Other seasons, we fall off the wagon almost immediately, kicking and screaming until we’re shamed off the field. A shadow of who we once were.
And which RFE team will show up this season? Usually, that depends on whether our esteemed hero Paul Turkevich is available to play with us. This spring, Pauly is sidelined. But I’ve got a feeling this season is going to be different. I’ve got a feeling we’re pooling together like drops of mercury to assemble T1000.
The club has something to prove, and Monday night we submitted Exhibit A for the jury’s careful consideration.
From the first whistle, RFE took command on the field, dominating possession like a priest performs an exorcism. And yet, at the end of the half, RFE piled on multiple shots on goal but just couldn’t put one in the net. The game remained tied at 0-0.
In the second half, things started clicking like we just learned to speak Zulu. After a gorgeous pass from Colin Christopher on the wing, Marissa McBride buried a ball in the lower pocket for the first goal of the night. Moments later, Mark deWolf (little de, big Wolf…also big loser) played a similar ball into the box, where Jeremy Gordon finished the play with a ground ball past the shortstop to put RFE up 2-0.
RFE’s defense held strong, relying on Josh Bard’s speed and my hideous face/general lack of personal hygiene to eliminate any chance for a fluke goal. Like that skinny white dude from accounting, Home Rule never even found their rhythm.

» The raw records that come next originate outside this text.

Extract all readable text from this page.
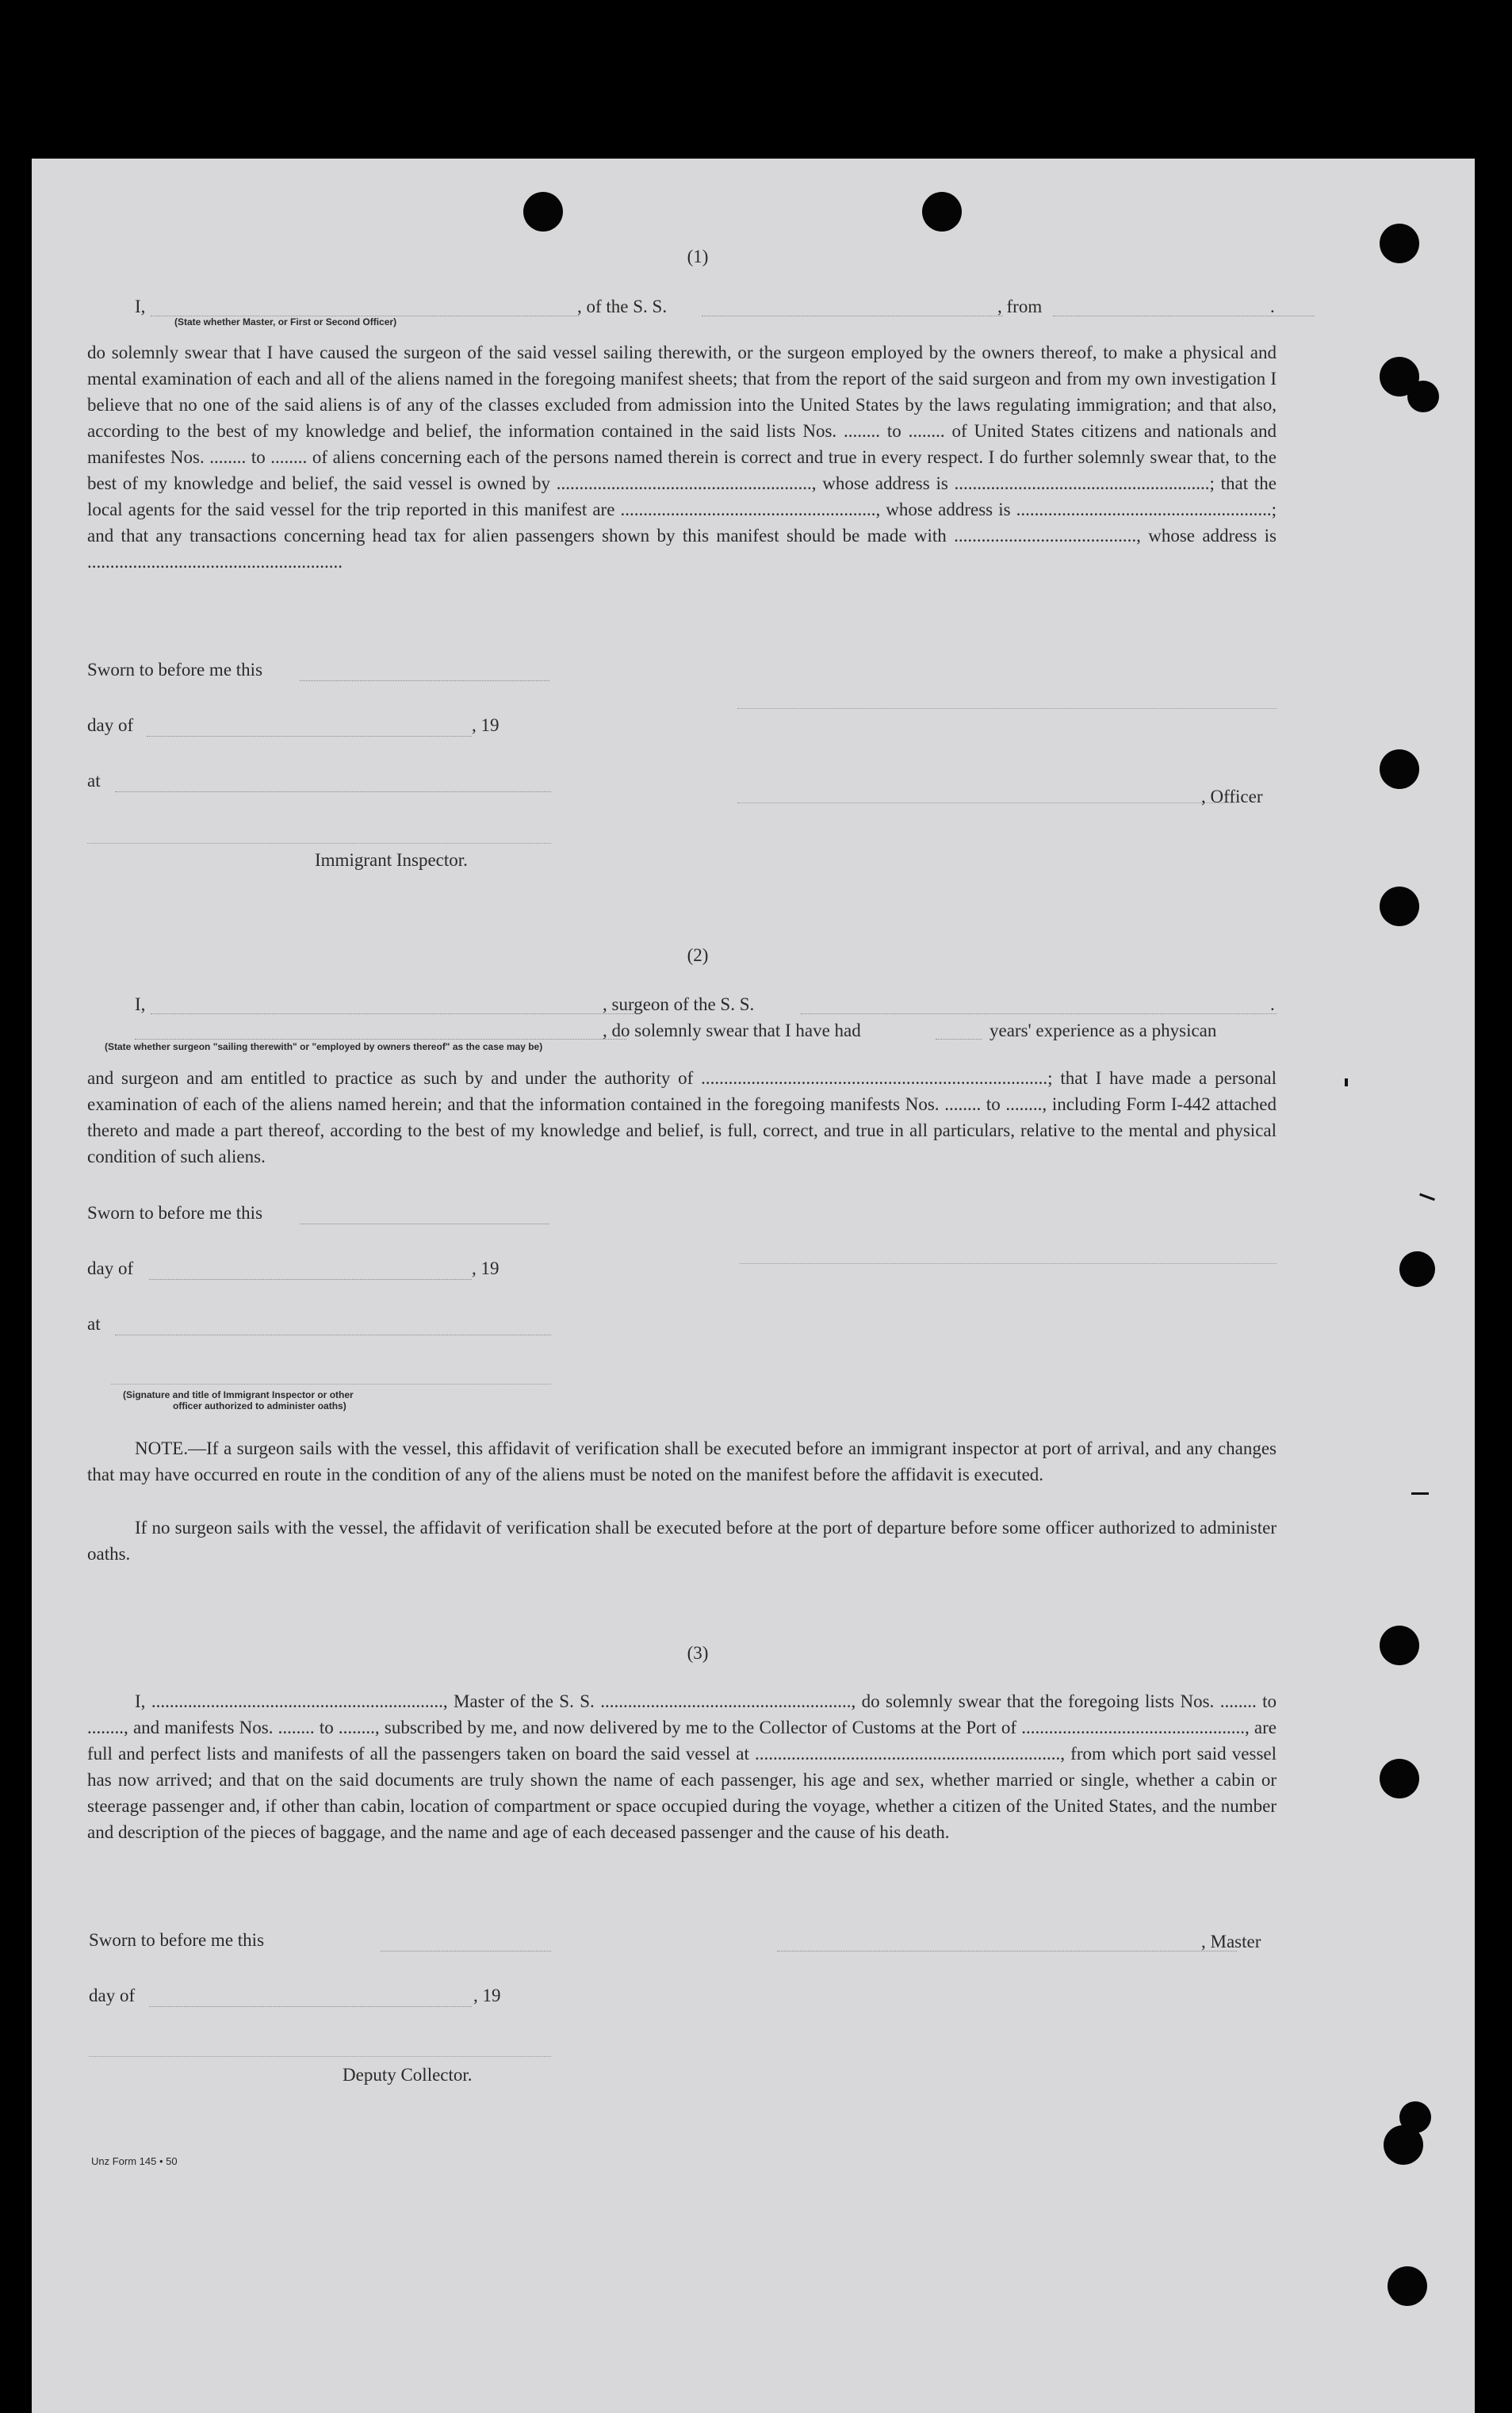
(1)
I,	, of the S. S.	, from	.
(State whether Master, or First or Second Officer)
do solemnly swear that I have caused the surgeon of the said vessel sailing therewith, or the surgeon employed by the owners thereof, to make a physical and mental examination of each and all of the aliens named in the foregoing manifest sheets; that from the report of the said surgeon and from my own investigation I believe that no one of the said aliens is of any of the classes excluded from admission into the United States by the laws regulating immigration; and that also, according to the best of my knowledge and belief, the information contained in the said lists Nos. ........ to ........ of United States citizens and nationals and manifestes Nos. ........ to ........ of aliens concerning each of the persons named therein is correct and true in every respect. I do further solemnly swear that, to the best of my knowledge and belief, the said vessel is owned by ........................................................, whose address is ........................................................; that the local agents for the said vessel for the trip reported in this manifest are ........................................................, whose address is ........................................................; and that any transactions concerning head tax for alien passengers shown by this manifest should be made with ........................................, whose address is ........................................................
Sworn to before me this
day of	, 19
at
, Officer
Immigrant Inspector.
(2)
I,	, surgeon of the S. S.	.
, do solemnly swear that I have had	years' experience as a physican
(State whether surgeon "sailing therewith" or "employed by owners thereof" as the case may be)
and surgeon and am entitled to practice as such by and under the authority of ............................................................................; that I have made a personal examination of each of the aliens named herein; and that the information contained in the foregoing manifests Nos. ........ to ........, including Form I-442 attached thereto and made a part thereof, according to the best of my knowledge and belief, is full, correct, and true in all particulars, relative to the mental and physical condition of such aliens.
Sworn to before me this
day of	, 19
at
(Signature and title of Immigrant Inspector or other
officer authorized to administer oaths)
NOTE.—If a surgeon sails with the vessel, this affidavit of verification shall be executed before an immigrant inspector at port of arrival, and any changes that may have occurred en route in the condition of any of the aliens must be noted on the manifest before the affidavit is executed.
If no surgeon sails with the vessel, the affidavit of verification shall be executed before at the port of departure before some officer authorized to administer oaths.
(3)
I, ................................................................, Master of the S. S. ......................................................., do solemnly swear that the foregoing lists Nos. ........ to ........, and manifests Nos. ........ to ........, subscribed by me, and now delivered by me to the Collector of Customs at the Port of ................................................., are full and perfect lists and manifests of all the passengers taken on board the said vessel at ..................................................................., from which port said vessel has now arrived; and that on the said documents are truly shown the name of each passenger, his age and sex, whether married or single, whether a cabin or steerage passenger and, if other than cabin, location of compartment or space occupied during the voyage, whether a citizen of the United States, and the number and description of the pieces of baggage, and the name and age of each deceased passenger and the cause of his death.
Sworn to before me this	, Master
day of	, 19
Deputy Collector.
Unz Form 145 • 50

RFE continued to pile it on, even if by accident. On another offensive set, Marissa found herself in the right corner of the field, or as my high school coach used to call it “Idiot’s Angle,” a dead zone to rival Boost Mobile’s shoddy cellular coverage. And yet, on an attempted cross, the ball slipped into the side netting for her second goal of the night. It’s not that she didn’t mean to do it; it’s that she’s so good it doesn’t actually matter.
Like one of Cinderella’s ugly stepsisters, Home Rule could barely squeeze a toe into the ball.

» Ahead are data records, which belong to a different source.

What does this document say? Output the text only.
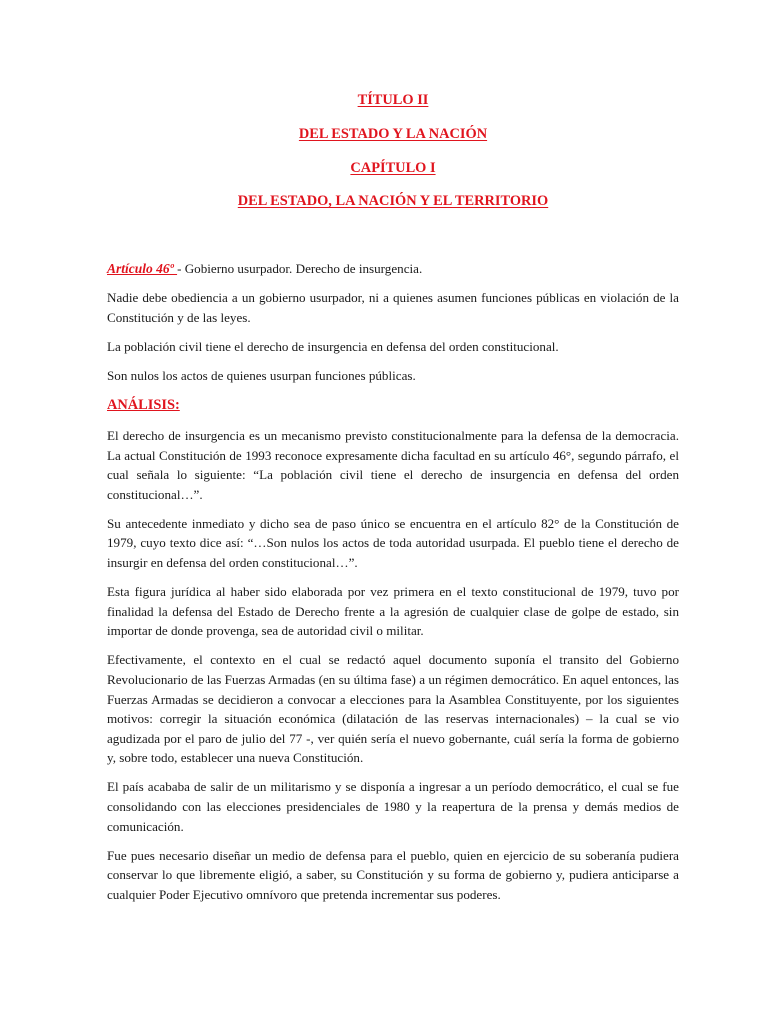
TÍTULO II

DEL ESTADO Y LA NACIÓN

CAPÍTULO I

DEL ESTADO, LA NACIÓN Y EL TERRITORIO

Artículo 46º - Gobierno usurpador. Derecho de insurgencia.

Nadie debe obediencia a un gobierno usurpador, ni a quienes asumen funciones públicas en violación de la Constitución y de las leyes.

La población civil tiene el derecho de insurgencia en defensa del orden constitucional.

Son nulos los actos de quienes usurpan funciones públicas.

ANÁLISIS:

El derecho de insurgencia es un mecanismo previsto constitucionalmente para la defensa de la democracia. La actual Constitución de 1993 reconoce expresamente dicha facultad en su artículo 46°, segundo párrafo, el cual señala lo siguiente: “La población civil tiene el derecho de insurgencia en defensa del orden constitucional…”.

Su antecedente inmediato y dicho sea de paso único se encuentra en el artículo 82° de la Constitución de 1979, cuyo texto dice así: “…Son nulos los actos de toda autoridad usurpada. El pueblo tiene el derecho de insurgir en defensa del orden constitucional…”.

Esta figura jurídica al haber sido elaborada por vez primera en el texto constitucional de 1979, tuvo por finalidad la defensa del Estado de Derecho frente a la agresión de cualquier clase de golpe de estado, sin importar de donde provenga, sea de autoridad civil o militar.

Efectivamente, el contexto en el cual se redactó aquel documento suponía el transito del Gobierno Revolucionario de las Fuerzas Armadas (en su última fase) a un régimen democrático. En aquel entonces, las Fuerzas Armadas se decidieron a convocar a elecciones para la Asamblea Constituyente, por los siguientes motivos: corregir la situación económica (dilatación de las reservas internacionales) – la cual se vio agudizada por el paro de julio del 77 -, ver quién sería el nuevo gobernante, cuál sería la forma de gobierno y, sobre todo, establecer una nueva Constitución.

El país acababa de salir de un militarismo y se disponía a ingresar a un período democrático, el cual se fue consolidando con las elecciones presidenciales de 1980 y la reapertura de la prensa y demás medios de comunicación.

Fue pues necesario diseñar un medio de defensa para el pueblo, quien en ejercicio de su soberanía pudiera conservar lo que libremente eligió, a saber, su Constitución y su forma de gobierno y, pudiera anticiparse a cualquier Poder Ejecutivo omnívoro que pretenda incrementar sus poderes.
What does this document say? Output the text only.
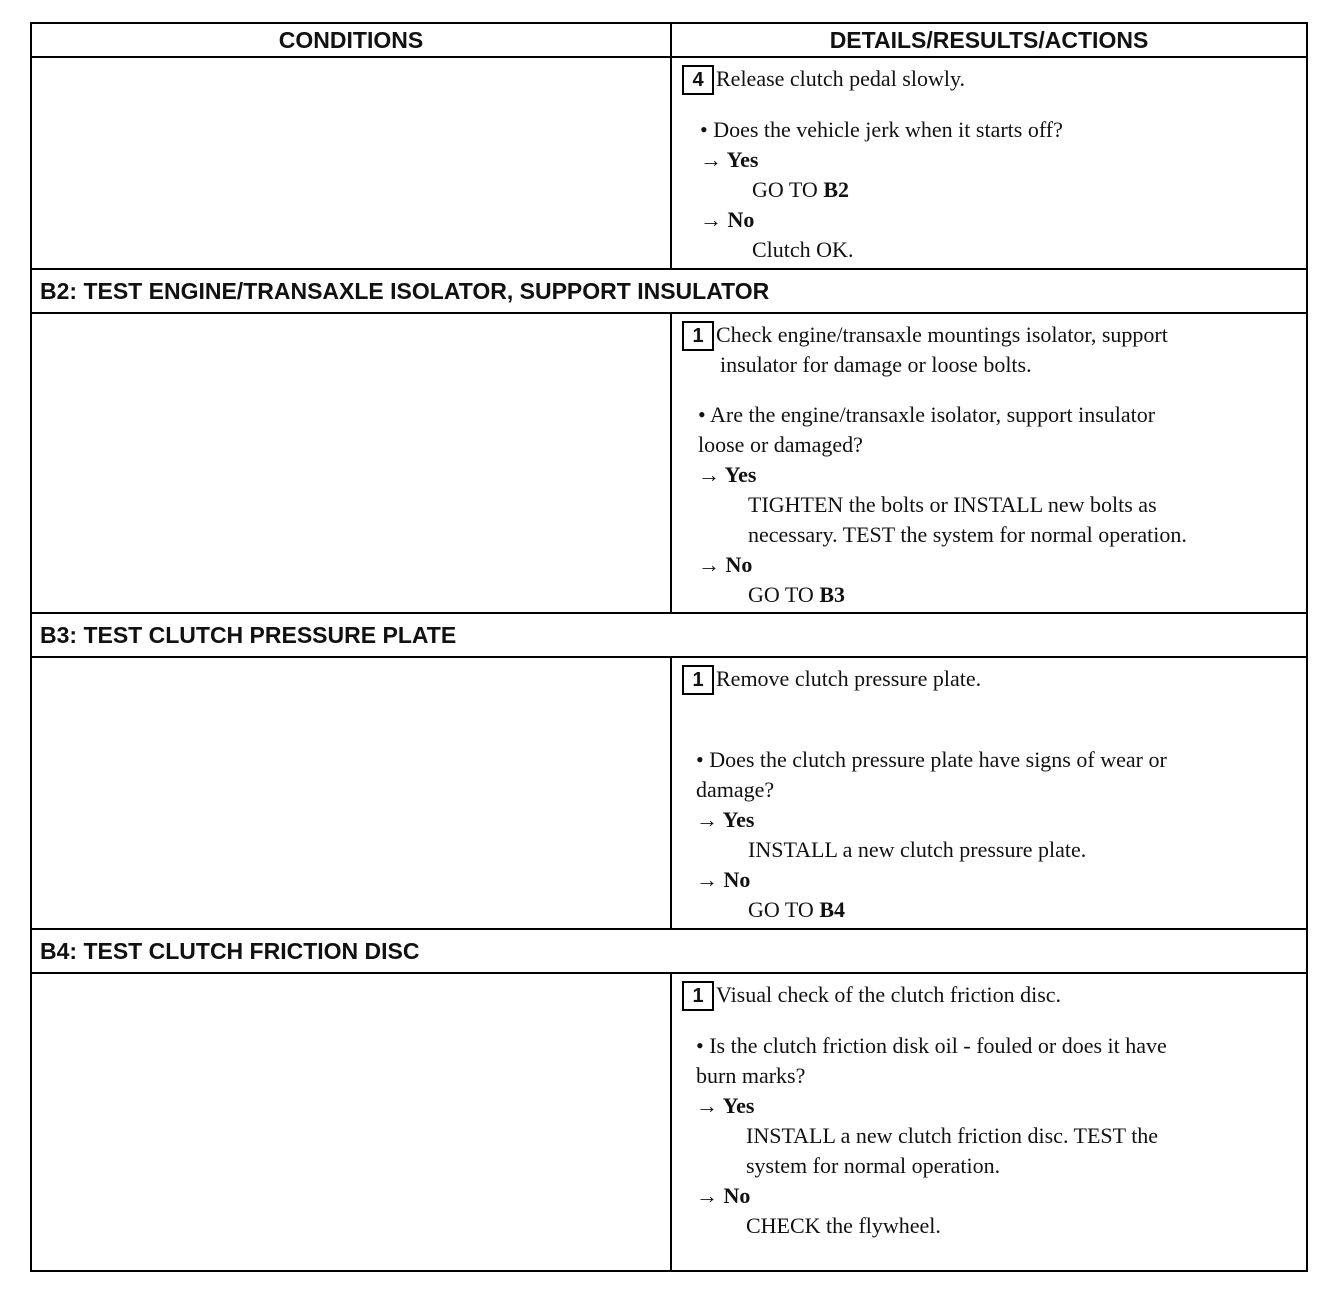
CONDITIONS	DETAILS/RESULTS/ACTIONS
4 Release clutch pedal slowly.
• Does the vehicle jerk when it starts off?
→ Yes
GO TO B2
→ No
Clutch OK.
B2: TEST ENGINE/TRANSAXLE ISOLATOR, SUPPORT INSULATOR
1 Check engine/transaxle mountings isolator, support
insulator for damage or loose bolts.
• Are the engine/transaxle isolator, support insulator
loose or damaged?
→ Yes
TIGHTEN the bolts or INSTALL new bolts as
necessary. TEST the system for normal operation.
→ No
GO TO B3
B3: TEST CLUTCH PRESSURE PLATE
1 Remove clutch pressure plate.
• Does the clutch pressure plate have signs of wear or
damage?
→ Yes
INSTALL a new clutch pressure plate.
→ No
GO TO B4
B4: TEST CLUTCH FRICTION DISC
1 Visual check of the clutch friction disc.
• Is the clutch friction disk oil - fouled or does it have
burn marks?
→ Yes
INSTALL a new clutch friction disc. TEST the
system for normal operation.
→ No
CHECK the flywheel.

RFE maintained possession throughout the game and continued the offensive attack, resulting in a Leigh Ann Mastrini goal, a little bloop past the keeper to cap off the game. Good night, moon.
With a 4-0 victory, the scalawags of Rock, Flag, and Eagle are ready to take on more challenging teams, including next week’s match up against the defending champs of The Firm.
– Alex Bard – Unlike his bathroom, Alex kept his sheets clean this week.
– Special thanks to the whiskey sideways fans, Lt. James Prussing and Dave Duberstein for enduring the cold and heckling Mike Muldoon.
– Did Not Play:
- David Geller – the only reason I know this guy is alive is because I attended his 30th Birthday party Saturday night.
- Kevin Gemp – Car trouble for the nicest dude on our team. Seems unfair, right? This world is a cruel place.
- Annette Isham – If Annette had played, surely we would have scored another 2-3 goals. Basically, any woman on our team other than me can/does actually contribute to our success on offense.